Jordan–Bareiss Algorithm is an algorithm that find determinant of $n \times n$ square matrix $M$. Its algorithm is given below:
- Initialize the sign $s := 1$ and set $c := m^{(-1)}_{00} = 1;$
- loop over rows $M_k$ of $M$ for $k ∈ \{1, \dots , n\}$:
a) find the pivot $m_{ik} \neq 0$ with $i ≥ k$;
b) if no such $m_{ik}$ exists, then return $0$ and quit;
c) if $i \neq k$, then swap the rows $M_k$ and $M_i$ and update the sign, setting $s := −s$.
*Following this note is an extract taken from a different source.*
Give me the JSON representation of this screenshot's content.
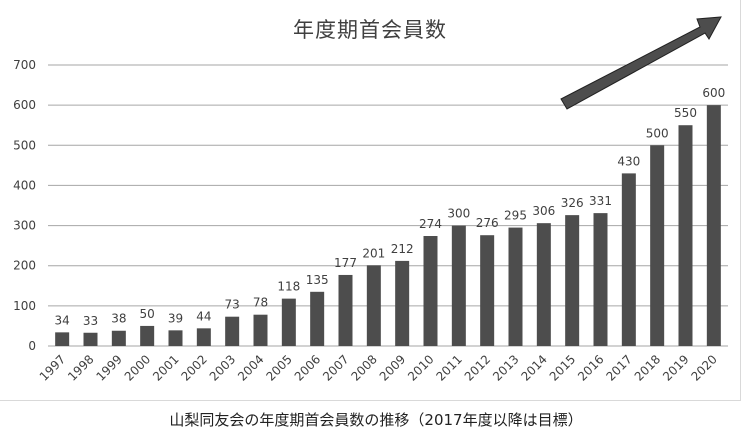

d) replace every row $M_i$ with $i ∈ \{k + 1, \dots , n\}$ by an expression
$\hspace{2.4cm}$ $\frac{(m_{kk}·M_i − m_{ik}·M_k)}{c}$
e) update the divisor $c$ setting $c:= m_{kk}$; - return $\det M = s·m_{nn} $.
Here is my trial using SageMath but its giving wrong answer.
def JordanBarreiss(M):
assert M.is_square(), "It must be a square matrix"
n=M.dimensions()[0]
s=1
c=1
for i in [1,..,n-1]:
for k in [1,..,n-1]:
if M[i,k] == 0 and i < k:
return 0
if i != k:
M.swap_rows(i,k)
s=-s
for j in [k+1,..,n-1]:
M[j] = (M[k,k]*M[j] - M[j,k]*M[k])/c
c = M[k,k]
return M[n-1,n-1]
A = matrix(QQ, [[5,1,-9,0],[-1,3,-1,1],[8,-2,1,-3],[2,2,1,2]]);
JordanBarreiss(A);
out[110] 0
The expected output M = 5 1 -9 0
0 16 -16 5
0 0 196 -30
0 0 0 475
where M[n-1,n-1] = 475 (det(M))
Please, it will be highly appreciated if anyone could help to fix this error, Python is also allowed. thanks.
Now I get it, thanks all